With rising disposable incomes in cities beyond metros, the penetration of credit cards — and consequently, credit card spending — is growing at a much faster pace than in traditional metro cities, primarily driven by e-commerce spending.
Other segments, including travel, online gaming, and online education, are also showing extensive increases, said Sushmit Nath, head of consulting and analytics, India and South Asia at Visa, in a conversation with Business Standard.
According to Visa data, the number of customers spending more than Rs 2 lakh annually using a single card grew roughly 4x in Tier-III cities, compared to just 1.4x in Tier-I cities between 2019 and 2024, suggesting a democratisation of affluence that was previously concentrated mainly in Tier-I cities.
During this period, credit card transactions saw a substantial 175 per cent increase in Tier-III cities, compared to just a 27 per cent increase in Tier-I cities.
Even spending per active card was higher in these cities compared to metro cities.

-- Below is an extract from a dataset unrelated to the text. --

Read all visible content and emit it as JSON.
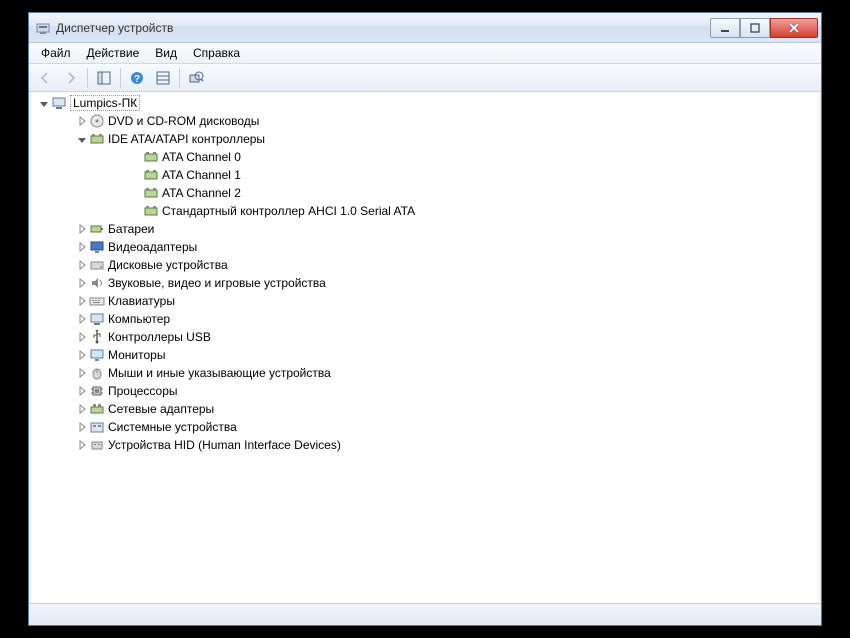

Credit cards, which have traditionally been a metropolitan phenomenon, have penetrated deeper beyond the top metro cities due to rising incomes in non-metros, growth in e-commerce, increased digital connectivity and spending, and government initiatives such as Pradhan Mantri Jan-Dhan Yojana, the Digital India programme, the Aadhaar project, the United Payments Interface (UPI), and the goods and services tax regime.
Apart from e-commerce spending, which has increased from 53 per cent in 2019 to 73 per cent in 2024, credit card customers in cities beyond the metros are now also spending in discretionary categories like apparel and travel, where the bulk of the spending occurs on aggregator platforms rather than merchant websites — a trend that mirrors the pre-pandemic behaviour of customers in Tier-I cities.
“We are seeing a rise in categories such as gaming and digital content, and over-the-top platforms, with more people engaging in activities like reading e-books. Online education has also gained significant traction, among other categories.
"Additionally, there has been an increase in spending in discretionary sectors, particularly in travel,” Nath said.
According to Visa data, spending on online gaming and digital content has grown 16x and 9x, respectively, between 2019 and 2024.
With non-metros now demonstrating impressive spending capacity and a strong appetite for credit-driven consumption, credit card issuers need to develop tailored products that cater to the needs of customers in Tier-III cities.
The customer profiles in these areas are markedly different from those in metro cities, requiring more specialised offerings.
According to Visa data, about 14 per cent of credit card customers belong to the salaried class, while 45 per cent are large and small farmers, and 28 per cent are traders.
According to Nath, there is considerable opportunity and growth that can be tapped into, and it’s crucial for issuers to focus on personalisation.
Understanding customers across different demographics and geographies is key, as they differ greatly from typical urban customers.
Moreover, data-driven decision-making is vital.
While traditional credit bureaux are important, many customers, especially in this segment, are new to credit and may not have robust credit profiles.
This is where alternative data comes into play, helping to drive smarter underwriting decisions, he said.